The Marshall Islands, the Pacific chain where the U.S. carried out dozens of nuclear tests in the late 1940s and 1950s, has filed suit in the Hague against Washington and the governments of eight other countries it says have not lived up to the Nuclear Nonproliferation Treaty.
The Guardian says in the "unprecedented legal action" brought before the International Court of Justice on Thursday "the Republic of the Marshall Islands accuses the nuclear weapons states of a 'flagrant denial of human justice.' It argues it is justified in taking the action because of the harm it suffered as a result of the nuclear arms race."
Besides the U.S., the Marshall Islands is also suing Russia, China, France and the U.K., which have all signed the non-proliferation treaty, or NPT, as well as four other countries who have never signed — India, Pakistan, North Korea and Israel, which has never acknowledged possessing nuclear weapons.

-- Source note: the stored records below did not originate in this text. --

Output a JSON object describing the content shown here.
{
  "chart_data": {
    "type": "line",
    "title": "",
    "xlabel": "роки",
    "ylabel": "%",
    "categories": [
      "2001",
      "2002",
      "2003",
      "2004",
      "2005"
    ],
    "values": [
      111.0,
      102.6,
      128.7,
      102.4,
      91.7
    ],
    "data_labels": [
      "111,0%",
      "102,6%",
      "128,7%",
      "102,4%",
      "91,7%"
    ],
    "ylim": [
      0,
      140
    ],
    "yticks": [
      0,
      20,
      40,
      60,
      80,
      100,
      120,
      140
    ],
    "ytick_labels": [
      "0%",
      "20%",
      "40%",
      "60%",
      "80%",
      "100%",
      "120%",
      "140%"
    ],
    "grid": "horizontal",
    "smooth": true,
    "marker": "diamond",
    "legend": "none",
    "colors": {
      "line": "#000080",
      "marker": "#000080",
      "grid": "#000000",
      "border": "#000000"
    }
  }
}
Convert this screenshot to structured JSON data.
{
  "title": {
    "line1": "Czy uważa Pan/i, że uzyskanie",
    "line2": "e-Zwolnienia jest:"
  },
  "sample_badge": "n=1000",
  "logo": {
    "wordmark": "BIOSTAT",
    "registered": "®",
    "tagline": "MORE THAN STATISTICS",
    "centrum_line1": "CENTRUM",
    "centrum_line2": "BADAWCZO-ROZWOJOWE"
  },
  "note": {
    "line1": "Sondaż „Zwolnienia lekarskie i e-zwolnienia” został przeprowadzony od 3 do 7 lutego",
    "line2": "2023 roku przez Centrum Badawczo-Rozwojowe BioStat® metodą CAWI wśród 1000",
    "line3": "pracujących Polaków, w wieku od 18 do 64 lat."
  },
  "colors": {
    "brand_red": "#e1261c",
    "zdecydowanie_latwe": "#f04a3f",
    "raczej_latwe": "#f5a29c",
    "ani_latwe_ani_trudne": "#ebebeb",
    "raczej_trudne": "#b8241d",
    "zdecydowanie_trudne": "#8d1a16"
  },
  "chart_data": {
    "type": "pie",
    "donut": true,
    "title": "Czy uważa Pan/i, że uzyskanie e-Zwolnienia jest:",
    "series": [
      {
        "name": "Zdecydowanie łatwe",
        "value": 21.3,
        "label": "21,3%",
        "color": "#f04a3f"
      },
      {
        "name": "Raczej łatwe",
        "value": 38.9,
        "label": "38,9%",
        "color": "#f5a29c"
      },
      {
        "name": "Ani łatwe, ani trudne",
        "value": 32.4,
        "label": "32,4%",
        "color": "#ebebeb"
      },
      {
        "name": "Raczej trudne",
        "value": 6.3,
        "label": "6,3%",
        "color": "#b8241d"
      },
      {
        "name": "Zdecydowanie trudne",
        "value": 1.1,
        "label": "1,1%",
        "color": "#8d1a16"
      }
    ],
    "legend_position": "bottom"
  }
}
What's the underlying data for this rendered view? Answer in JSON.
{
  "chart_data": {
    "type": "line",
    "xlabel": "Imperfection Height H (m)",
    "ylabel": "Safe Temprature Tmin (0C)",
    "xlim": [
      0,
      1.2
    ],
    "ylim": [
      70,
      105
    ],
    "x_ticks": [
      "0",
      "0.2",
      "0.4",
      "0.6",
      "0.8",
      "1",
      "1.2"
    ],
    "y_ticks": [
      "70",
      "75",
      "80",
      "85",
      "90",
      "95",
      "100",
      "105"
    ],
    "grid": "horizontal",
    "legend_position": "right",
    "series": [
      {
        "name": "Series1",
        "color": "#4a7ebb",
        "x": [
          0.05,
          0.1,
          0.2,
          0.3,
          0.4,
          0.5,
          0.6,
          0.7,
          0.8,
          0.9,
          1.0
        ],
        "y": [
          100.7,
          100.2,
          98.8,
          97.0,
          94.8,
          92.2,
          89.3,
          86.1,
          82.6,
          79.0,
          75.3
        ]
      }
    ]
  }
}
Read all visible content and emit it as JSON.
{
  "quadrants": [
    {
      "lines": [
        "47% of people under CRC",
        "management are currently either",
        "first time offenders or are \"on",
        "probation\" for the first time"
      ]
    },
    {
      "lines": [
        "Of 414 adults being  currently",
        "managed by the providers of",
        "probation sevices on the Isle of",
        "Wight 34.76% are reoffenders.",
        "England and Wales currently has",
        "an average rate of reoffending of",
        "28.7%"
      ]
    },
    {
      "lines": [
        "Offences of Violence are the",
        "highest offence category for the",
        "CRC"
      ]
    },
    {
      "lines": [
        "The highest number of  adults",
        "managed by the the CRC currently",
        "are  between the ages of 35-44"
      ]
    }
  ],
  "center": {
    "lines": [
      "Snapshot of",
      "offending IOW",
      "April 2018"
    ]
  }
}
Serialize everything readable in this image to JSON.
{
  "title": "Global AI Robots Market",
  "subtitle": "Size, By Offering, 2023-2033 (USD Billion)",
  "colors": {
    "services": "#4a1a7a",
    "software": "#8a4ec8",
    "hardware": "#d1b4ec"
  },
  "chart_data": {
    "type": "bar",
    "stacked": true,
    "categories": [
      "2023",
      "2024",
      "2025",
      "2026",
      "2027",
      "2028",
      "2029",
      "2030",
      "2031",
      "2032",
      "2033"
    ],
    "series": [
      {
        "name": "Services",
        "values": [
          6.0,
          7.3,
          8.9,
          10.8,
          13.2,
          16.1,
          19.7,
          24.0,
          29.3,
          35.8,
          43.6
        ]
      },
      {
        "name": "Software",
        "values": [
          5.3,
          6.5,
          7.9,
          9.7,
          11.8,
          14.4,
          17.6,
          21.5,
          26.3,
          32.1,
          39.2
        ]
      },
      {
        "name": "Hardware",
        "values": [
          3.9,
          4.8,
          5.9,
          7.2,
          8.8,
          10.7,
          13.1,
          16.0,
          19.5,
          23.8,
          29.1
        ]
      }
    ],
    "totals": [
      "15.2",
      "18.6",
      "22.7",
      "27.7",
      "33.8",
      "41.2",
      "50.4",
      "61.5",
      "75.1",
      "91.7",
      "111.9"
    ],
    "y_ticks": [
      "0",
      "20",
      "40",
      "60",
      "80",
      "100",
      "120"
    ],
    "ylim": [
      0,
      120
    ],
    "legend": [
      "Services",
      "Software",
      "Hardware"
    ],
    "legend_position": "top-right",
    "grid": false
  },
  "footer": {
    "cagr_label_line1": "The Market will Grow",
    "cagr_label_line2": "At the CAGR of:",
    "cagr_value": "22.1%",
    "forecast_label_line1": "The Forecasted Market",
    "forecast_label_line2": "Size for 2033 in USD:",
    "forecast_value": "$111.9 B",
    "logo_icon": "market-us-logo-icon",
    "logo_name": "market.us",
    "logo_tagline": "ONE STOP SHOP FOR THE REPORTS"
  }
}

In court documents, the Marshall Islands argues that the 1958 NPT, which did not come into force until 1970, amounts to a compact between nuclear haves and have-nots. Non-weapons states essentially agreed not to try to acquire nuclear weapons in exchange for weapons states moving toward disarmament, the Marshalls claims.
According to the Guardian:
"Although the size of the arsenals are sharply down from the height of the cold war, the Marshall Islands' legal case notes there remain more than 17,000 warheads in existence, 16,000 of them owned by Russia and the US – enough to destroy all life on the planet."